Read here. Almost all scientists agree that an increase in atmospheric CO2 will only raise global temperatures from 1.0 to 1.5 degrees Celsius. The IPCC is well aware of this established science, so they had scientists add a hypothetical positive feedback to the climate models, which would then produce predictions of much higher temperatures.
Terrestrial nature abhors positive feedbacks; that's why the climate is dominated by negative feedbacks. IPCC scientists hate natural negative feedbacks because they automatically reduce future global warming, and that's why the IPCC climate models either minimize negative feedbacks or entirely ignore them. Unfortunately for the IPCC Climategate scientists, the science research continues about natural climate feedbacks, which has now led to a new major negative feedback being identified in a new region of the world by peer-reviewed research.

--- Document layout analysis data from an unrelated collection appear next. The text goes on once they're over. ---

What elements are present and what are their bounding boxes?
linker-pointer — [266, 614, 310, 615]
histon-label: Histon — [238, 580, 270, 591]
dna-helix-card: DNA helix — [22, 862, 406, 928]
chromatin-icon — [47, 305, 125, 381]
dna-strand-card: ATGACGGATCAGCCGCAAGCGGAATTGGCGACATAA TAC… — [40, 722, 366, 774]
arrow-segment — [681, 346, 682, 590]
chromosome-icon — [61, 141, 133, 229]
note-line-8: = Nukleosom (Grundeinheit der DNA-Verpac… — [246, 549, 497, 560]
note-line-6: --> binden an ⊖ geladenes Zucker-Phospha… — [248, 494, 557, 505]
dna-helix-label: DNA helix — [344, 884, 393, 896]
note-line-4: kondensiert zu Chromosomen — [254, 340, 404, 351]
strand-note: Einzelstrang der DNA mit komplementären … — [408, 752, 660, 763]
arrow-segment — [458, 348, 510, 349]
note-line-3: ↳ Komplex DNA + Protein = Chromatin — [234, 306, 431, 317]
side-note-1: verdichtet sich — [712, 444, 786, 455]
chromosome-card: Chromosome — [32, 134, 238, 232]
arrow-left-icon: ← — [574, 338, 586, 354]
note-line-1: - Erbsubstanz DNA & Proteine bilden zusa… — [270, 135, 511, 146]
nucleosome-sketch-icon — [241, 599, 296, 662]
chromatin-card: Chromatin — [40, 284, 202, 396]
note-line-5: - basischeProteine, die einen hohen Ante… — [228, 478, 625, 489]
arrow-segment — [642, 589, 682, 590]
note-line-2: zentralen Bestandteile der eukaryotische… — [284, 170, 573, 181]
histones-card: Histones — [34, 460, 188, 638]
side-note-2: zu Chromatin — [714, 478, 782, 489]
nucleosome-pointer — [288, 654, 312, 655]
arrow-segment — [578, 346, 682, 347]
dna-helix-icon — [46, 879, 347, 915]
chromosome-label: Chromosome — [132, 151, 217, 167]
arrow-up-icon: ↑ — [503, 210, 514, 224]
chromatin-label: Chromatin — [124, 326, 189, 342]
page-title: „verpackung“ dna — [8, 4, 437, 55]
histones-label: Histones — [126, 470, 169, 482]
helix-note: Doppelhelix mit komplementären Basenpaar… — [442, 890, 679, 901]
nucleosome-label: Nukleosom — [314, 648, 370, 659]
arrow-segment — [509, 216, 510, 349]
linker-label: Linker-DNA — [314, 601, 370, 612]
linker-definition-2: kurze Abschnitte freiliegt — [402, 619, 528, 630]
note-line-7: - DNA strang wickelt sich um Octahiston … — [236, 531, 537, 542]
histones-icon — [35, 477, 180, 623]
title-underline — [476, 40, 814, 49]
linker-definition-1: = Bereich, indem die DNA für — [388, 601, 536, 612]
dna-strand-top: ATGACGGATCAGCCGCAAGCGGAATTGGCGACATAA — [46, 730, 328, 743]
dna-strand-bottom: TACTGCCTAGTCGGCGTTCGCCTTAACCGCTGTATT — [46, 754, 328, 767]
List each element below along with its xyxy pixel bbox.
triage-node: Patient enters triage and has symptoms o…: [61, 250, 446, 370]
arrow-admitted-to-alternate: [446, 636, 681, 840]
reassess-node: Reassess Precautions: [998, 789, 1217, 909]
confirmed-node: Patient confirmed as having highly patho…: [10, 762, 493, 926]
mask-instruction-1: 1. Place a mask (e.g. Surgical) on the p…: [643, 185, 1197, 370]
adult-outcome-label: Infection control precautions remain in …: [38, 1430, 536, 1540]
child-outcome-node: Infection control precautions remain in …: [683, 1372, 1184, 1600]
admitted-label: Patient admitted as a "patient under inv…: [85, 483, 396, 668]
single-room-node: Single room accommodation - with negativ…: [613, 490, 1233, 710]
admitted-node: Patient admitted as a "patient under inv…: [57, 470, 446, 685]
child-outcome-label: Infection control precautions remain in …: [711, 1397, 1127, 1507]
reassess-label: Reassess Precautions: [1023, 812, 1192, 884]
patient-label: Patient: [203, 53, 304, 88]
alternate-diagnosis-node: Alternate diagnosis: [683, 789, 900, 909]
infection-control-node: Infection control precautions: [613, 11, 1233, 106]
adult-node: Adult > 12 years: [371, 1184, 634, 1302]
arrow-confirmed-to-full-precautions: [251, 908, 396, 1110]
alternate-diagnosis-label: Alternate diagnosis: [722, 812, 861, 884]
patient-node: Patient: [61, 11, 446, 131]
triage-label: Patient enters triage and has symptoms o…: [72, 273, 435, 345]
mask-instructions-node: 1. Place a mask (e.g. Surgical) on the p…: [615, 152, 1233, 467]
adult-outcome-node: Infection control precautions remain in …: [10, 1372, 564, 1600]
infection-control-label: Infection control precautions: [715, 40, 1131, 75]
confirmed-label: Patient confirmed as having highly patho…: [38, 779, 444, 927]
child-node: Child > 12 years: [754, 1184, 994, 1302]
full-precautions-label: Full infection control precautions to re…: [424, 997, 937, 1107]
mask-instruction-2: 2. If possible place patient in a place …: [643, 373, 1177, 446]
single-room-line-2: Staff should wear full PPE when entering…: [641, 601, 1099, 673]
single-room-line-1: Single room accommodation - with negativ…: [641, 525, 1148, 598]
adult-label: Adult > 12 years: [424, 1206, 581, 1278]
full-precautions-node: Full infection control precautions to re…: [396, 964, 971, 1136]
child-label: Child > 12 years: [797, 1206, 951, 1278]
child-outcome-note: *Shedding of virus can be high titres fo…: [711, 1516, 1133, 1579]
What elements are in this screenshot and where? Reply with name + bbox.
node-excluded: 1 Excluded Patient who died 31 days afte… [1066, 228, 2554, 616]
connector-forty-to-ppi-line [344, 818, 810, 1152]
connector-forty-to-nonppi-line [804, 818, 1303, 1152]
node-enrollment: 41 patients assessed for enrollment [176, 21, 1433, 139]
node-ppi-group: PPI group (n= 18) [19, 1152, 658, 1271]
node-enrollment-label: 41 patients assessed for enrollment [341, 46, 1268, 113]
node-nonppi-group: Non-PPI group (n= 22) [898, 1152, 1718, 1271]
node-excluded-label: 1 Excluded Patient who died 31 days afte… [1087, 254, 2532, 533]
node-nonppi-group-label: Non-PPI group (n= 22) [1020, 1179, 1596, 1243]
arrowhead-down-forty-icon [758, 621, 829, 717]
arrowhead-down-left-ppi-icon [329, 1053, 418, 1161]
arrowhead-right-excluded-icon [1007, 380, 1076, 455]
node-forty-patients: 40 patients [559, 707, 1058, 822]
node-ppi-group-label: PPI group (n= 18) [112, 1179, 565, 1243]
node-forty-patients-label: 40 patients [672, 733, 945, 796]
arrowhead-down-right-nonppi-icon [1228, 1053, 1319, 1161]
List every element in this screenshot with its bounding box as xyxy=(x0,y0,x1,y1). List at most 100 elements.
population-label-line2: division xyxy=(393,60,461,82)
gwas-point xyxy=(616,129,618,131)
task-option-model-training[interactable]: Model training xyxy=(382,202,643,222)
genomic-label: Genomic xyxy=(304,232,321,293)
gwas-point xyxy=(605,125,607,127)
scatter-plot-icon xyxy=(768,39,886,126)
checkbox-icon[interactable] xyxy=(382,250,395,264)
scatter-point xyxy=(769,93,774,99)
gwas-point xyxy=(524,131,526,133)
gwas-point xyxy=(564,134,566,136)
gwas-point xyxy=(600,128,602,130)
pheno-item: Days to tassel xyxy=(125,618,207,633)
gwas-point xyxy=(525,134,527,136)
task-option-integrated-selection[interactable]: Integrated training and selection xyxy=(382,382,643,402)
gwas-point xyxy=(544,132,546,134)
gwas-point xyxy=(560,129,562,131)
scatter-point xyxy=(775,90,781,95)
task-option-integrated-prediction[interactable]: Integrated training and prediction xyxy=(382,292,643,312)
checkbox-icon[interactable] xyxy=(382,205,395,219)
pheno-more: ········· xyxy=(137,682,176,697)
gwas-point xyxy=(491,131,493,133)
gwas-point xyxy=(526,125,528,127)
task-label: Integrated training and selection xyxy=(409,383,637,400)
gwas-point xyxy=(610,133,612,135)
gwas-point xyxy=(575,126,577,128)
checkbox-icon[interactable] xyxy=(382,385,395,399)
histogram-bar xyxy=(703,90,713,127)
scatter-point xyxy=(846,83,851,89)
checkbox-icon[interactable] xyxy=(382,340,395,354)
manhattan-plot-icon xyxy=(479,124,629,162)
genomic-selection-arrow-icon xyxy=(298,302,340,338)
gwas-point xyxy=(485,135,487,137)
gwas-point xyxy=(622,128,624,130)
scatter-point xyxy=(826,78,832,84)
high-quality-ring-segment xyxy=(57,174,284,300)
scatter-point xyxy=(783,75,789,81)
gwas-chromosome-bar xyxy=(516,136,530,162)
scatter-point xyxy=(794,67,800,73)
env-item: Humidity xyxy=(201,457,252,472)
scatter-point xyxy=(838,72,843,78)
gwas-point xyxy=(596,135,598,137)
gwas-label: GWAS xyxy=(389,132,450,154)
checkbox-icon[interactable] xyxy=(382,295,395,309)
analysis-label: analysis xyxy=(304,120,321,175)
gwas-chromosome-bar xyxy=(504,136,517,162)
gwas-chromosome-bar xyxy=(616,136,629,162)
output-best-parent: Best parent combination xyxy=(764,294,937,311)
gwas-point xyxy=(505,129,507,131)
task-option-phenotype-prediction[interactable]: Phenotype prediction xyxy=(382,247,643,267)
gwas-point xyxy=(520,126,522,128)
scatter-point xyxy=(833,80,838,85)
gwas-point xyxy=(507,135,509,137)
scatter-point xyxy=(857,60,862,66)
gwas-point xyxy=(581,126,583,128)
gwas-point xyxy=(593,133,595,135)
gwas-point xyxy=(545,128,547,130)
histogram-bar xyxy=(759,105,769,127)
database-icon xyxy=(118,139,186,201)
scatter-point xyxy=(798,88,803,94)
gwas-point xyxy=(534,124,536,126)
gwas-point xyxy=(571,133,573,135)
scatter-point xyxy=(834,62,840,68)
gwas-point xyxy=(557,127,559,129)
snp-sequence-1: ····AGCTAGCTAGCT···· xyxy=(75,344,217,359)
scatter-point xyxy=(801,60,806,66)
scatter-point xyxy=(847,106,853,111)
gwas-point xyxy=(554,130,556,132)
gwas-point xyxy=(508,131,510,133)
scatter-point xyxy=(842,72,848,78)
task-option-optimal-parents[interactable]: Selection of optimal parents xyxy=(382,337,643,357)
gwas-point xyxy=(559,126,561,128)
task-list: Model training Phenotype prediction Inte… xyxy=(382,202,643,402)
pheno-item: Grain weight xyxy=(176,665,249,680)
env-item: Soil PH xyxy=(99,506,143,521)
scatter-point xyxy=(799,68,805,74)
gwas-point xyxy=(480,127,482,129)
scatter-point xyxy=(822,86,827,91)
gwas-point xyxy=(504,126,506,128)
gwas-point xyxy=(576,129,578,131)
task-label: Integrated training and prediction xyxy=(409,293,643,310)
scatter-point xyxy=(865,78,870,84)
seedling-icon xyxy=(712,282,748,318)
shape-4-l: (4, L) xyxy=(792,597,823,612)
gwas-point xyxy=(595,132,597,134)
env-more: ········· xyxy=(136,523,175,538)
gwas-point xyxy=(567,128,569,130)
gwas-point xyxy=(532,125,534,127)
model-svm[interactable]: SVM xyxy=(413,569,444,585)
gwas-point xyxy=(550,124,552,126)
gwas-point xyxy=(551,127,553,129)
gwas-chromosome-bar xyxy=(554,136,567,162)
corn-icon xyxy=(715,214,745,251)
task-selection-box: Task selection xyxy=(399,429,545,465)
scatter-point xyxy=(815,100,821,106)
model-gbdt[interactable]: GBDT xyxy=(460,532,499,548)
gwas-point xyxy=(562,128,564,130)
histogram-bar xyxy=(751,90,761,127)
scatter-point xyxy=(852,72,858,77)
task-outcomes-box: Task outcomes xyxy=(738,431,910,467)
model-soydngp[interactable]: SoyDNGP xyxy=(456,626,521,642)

Simply put, Geibert et al. found as warming increases, more sea ice and icebergs are melting in the Southern Ocean. This freshwater melt decreases the salinity of water, while increasing the iron content in layers of the sea, allowing for a huge increase in phytoplankton blooms. The new phytoplankton blooms cause more CO2 absorption (i.e. sequester CO2) from the atmosphere, which is then transported to the ocean depths.
Depending on the specific climate model, this natural negative feedback of CO2 sequestration is completley ignored or accounted for in minimal terms.
"The authors write that "the Southern Ocean (SO) plays a key role in modulating atmospheric CO2 via physical and biological processes,"...the eleven researchers -- hailing from Germany, New Zealand, South Africa and the United Kingdom.....state that their findings "imply that future changes in sea-ice cover and dynamics could have a significant effect on carbon sequestration in the SO." And if those changes were to include enhanced melting of Antarctic sea ice and icebergs, such as climate alarmists continually claim will occur, the planet's deep-ocean carbon transferal system would shift into a higher gear and effectively sequester greater amounts of CO2-carbon from the atmosphere, reducing its rate of rise and thereby reducing the strength of the CO2 greenhouse effect." [W. Geibert, P.Assmy, D.C.E. Bakker, C. Hanfland, M. Hoppema, L. Pichevin, M. Schröder, J. N.